When I assumed the leadership position at Crystal Stairs, my son was about 18-months-old and we moved to Los Angeles. What was important to me was that he received care in my own service area. So I tapped into and used child care providers in the community in which Crystal Stairs provided services. Throughout his early care and education experience in Los Angeles, then, they were all Crystal Stairs providers. So I was coming in doing my private pay sign-in sheets right next to the green or blue sign-in sheets for subsidy programs. As the leader of the organization, I felt that it was important that if it was good enough for the families that receive care from Crystal Stairs then it needed to be good enough for the leader of the agency.
And so, my search was no different from any working parent. You find somebody whose working out beautifully and things are going well and it’s family day care and something happens. They have a health crisis or a family member dies and they have to leave for a week and you have to figure out what to do next. At a child care center, you’re on the wait list, he gets in and you breathe a sigh of relief. He bonds with a particular teacher and she decides to leave and go to another job. So being a parent of a young child, you’re in a constant state of transition. My experience was no different than any other working family in my state. And all we do is the best that we can with options that are affordable and accessible. Like every other working mother, those are the factors I had to take into consideration.
Q. What is on your “wish list” for young children in California in the future?

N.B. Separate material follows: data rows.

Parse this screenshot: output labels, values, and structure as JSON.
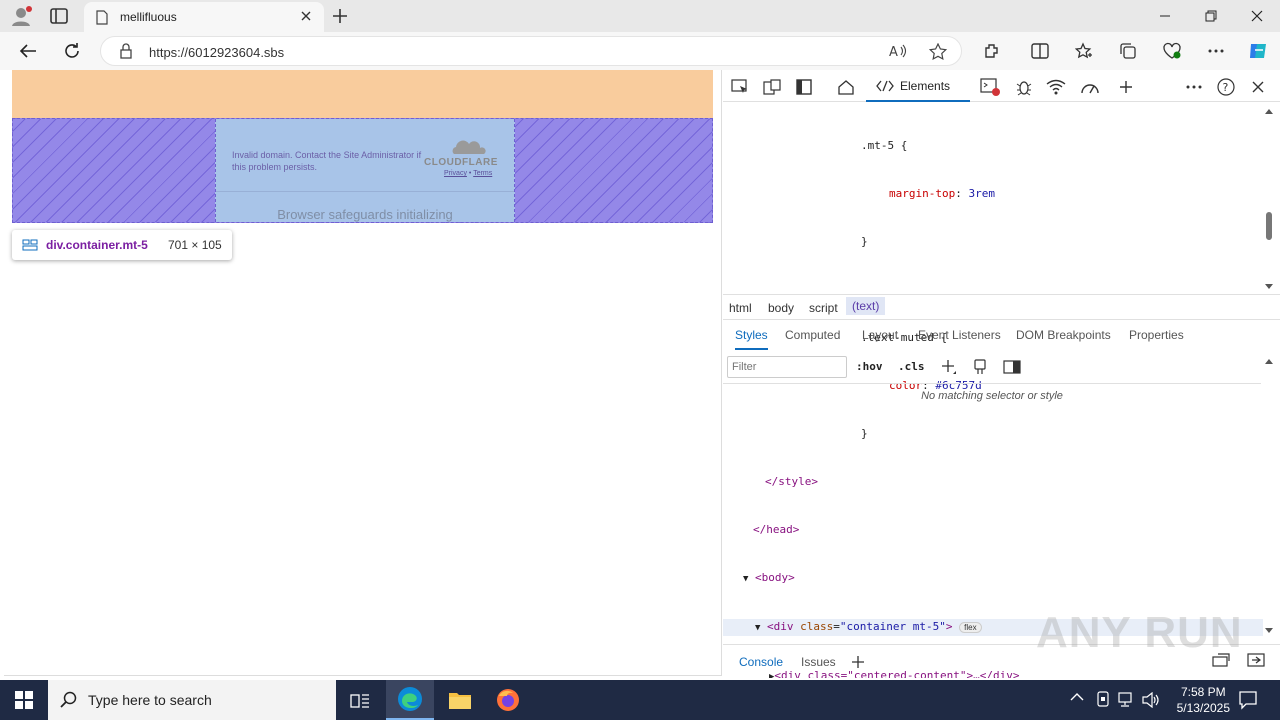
{
  "browser": {
    "tab_title": "mellifluous",
    "url": "https://6012923604.sbs"
  },
  "page": {
    "error_text": "Invalid domain. Contact the Site Administrator if this problem persists.",
    "cf_wordmark": "CLOUDFLARE",
    "privacy_link": "Privacy",
    "links_sep": "•",
    "terms_link": "Terms",
    "safeguard_text": "Browser safeguards initializing"
  },
  "inspect_tooltip": {
    "element": "div.container.mt-5",
    "size": "701 × 105"
  },
  "devtools": {
    "elements_tab": "Elements",
    "code_lines": {
      "l1_sel": ".mt-5 {",
      "l2_prop": "margin-top",
      "l2_val": "3rem",
      "l3": "}",
      "l4_sel": ".text-muted {",
      "l5_prop": "color",
      "l5_val": "#6c757d",
      "l6": "}",
      "l7": "</style>",
      "l8": "</head>",
      "l9": "<body>",
      "l10_tag": "<div",
      "l10_attr": "class",
      "l10_val": "\"container mt-5\"",
      "l10_end": ">",
      "l10_badge": "flex",
      "l11": "<div class=\"centered-content\">…</div>"
    },
    "breadcrumbs": [
      "html",
      "body",
      "script",
      "(text)"
    ],
    "subtabs": [
      "Styles",
      "Computed",
      "Layout",
      "Event Listeners",
      "DOM Breakpoints",
      "Properties"
    ],
    "filter_placeholder": "Filter",
    "hov": ":hov",
    "cls": ".cls",
    "no_match": "No matching selector or style",
    "drawer_tabs": [
      "Console",
      "Issues"
    ]
  },
  "watermark": "ANY RUN",
  "taskbar": {
    "search_placeholder": "Type here to search",
    "time": "7:58 PM",
    "date": "5/13/2025"
  },
  "colors": {
    "accent": "#0f6cbd",
    "margin_highlight": "#f9cc9d",
    "content_highlight": "#9488e8",
    "taskbar": "#1f2a44"
  }
}
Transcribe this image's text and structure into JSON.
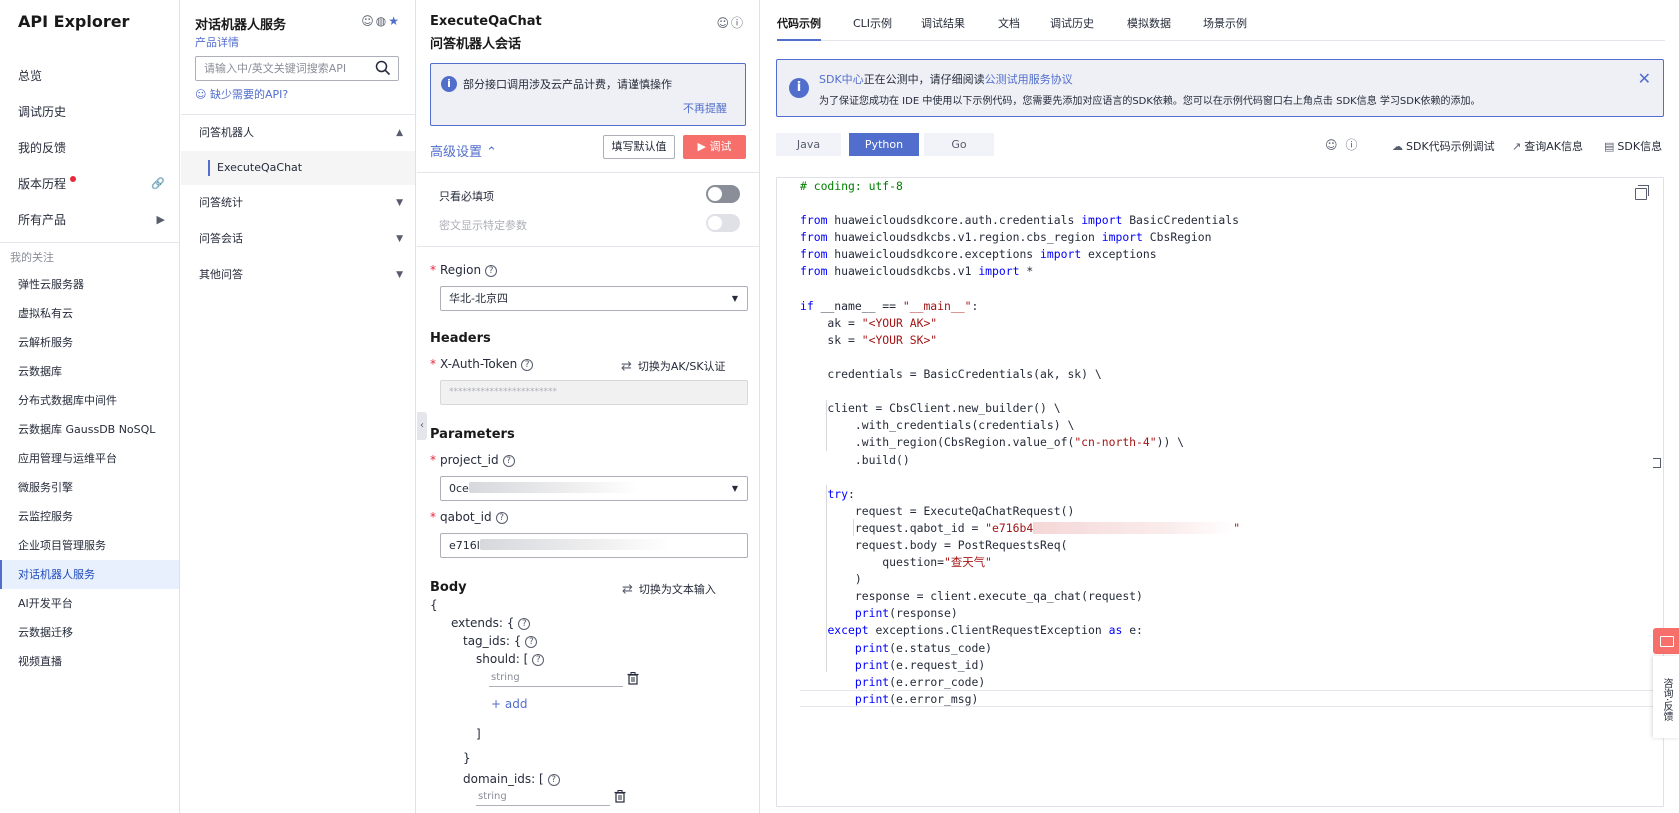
{
  "nav": {
    "brand": "API Explorer",
    "main": [
      {
        "label": "总览"
      },
      {
        "label": "调试历史"
      },
      {
        "label": "我的反馈"
      },
      {
        "label": "版本历程",
        "badge": "dot",
        "right_icon": "link-icon"
      },
      {
        "label": "所有产品",
        "right_icon": "caret-right-icon"
      }
    ],
    "follow_title": "我的关注",
    "follow": [
      "弹性云服务器",
      "虚拟私有云",
      "云解析服务",
      "云数据库",
      "分布式数据库中间件",
      "云数据库 GaussDB NoSQL",
      "应用管理与运维平台",
      "微服务引擎",
      "云监控服务",
      "企业项目管理服务",
      "对话机器人服务",
      "AI开发平台",
      "云数据迁移",
      "视频直播"
    ],
    "follow_active": "对话机器人服务"
  },
  "service": {
    "title": "对话机器人服务",
    "detail_link": "产品详情",
    "search_placeholder": "请输入中/英文关键词搜索API",
    "missing_link": "缺少需要的API?",
    "groups": [
      {
        "label": "问答机器人",
        "expanded": true,
        "items": [
          "ExecuteQaChat"
        ]
      },
      {
        "label": "问答统计",
        "expanded": false
      },
      {
        "label": "问答会话",
        "expanded": false
      },
      {
        "label": "其他问答",
        "expanded": false
      }
    ]
  },
  "request": {
    "api_name": "ExecuteQaChat",
    "api_cn": "问答机器人会话",
    "notice_text": "部分接口调用涉及云产品计费，请谨慎操作",
    "notice_dismiss": "不再提醒",
    "advanced": "高级设置",
    "fill_default": "填写默认值",
    "debug": "调试",
    "only_required": "只看必填项",
    "show_specific": "密文显示特定参数",
    "region_label": "Region",
    "region_value": "华北-北京四",
    "headers_title": "Headers",
    "token_label": "X-Auth-Token",
    "switch_aksk": "切换为AK/SK认证",
    "token_value": "************************",
    "params_title": "Parameters",
    "project_label": "project_id",
    "project_value_prefix": "0ce",
    "qabot_label": "qabot_id",
    "qabot_value_prefix": "e716l",
    "body_title": "Body",
    "switch_text": "切换为文本输入",
    "body_open": "{",
    "extends_label": "extends: {",
    "tag_ids_label": "tag_ids: {",
    "should_label": "should: [",
    "should_placeholder": "string",
    "add_label": "add",
    "close_bracket": "]",
    "close_brace": "}",
    "domain_ids_label": "domain_ids: [",
    "domain_placeholder": "string"
  },
  "code": {
    "tabs": [
      "代码示例",
      "CLI示例",
      "调试结果",
      "文档",
      "调试历史",
      "模拟数据",
      "场景示例"
    ],
    "active_tab": "代码示例",
    "notice_link1": "SDK中心",
    "notice_mid": "正在公测中，请仔细阅读",
    "notice_link2": "公测试用服务协议",
    "notice_line2": "为了保证您成功在 IDE 中使用以下示例代码，您需要先添加对应语言的SDK依赖。您可以在示例代码窗口右上角点击 SDK信息 学习SDK依赖的添加。",
    "langs": [
      "Java",
      "Python",
      "Go"
    ],
    "active_lang": "Python",
    "tools": [
      "SDK代码示例调试",
      "查询AK信息",
      "SDK信息"
    ]
  },
  "feedback": {
    "label": "咨询·反馈"
  },
  "colors": {
    "accent": "#526ecc",
    "debug_button": "#f66f6a",
    "active_nav_bg": "#e8effd",
    "notice_bg": "#eef0f5"
  }
}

A. I go back to my vision statement. My wish is that we live in a state in which every child – regardless of (their) parents’ educational attainment, regardless of race creed or color or immigration status – has access to the resources they need to thrive. That is my mantra. You will hear that woven throughout my committee statements, my floor statements. It informs the work I do on the budget and the work I do legislatively. Specifically, regarding ECE – very similar to my vision statement – the goal would be to have an early care and education system in California where all eligible children’s needs were met. We wouldn’t have a wait list. You told me to dream, so I’m dreaming.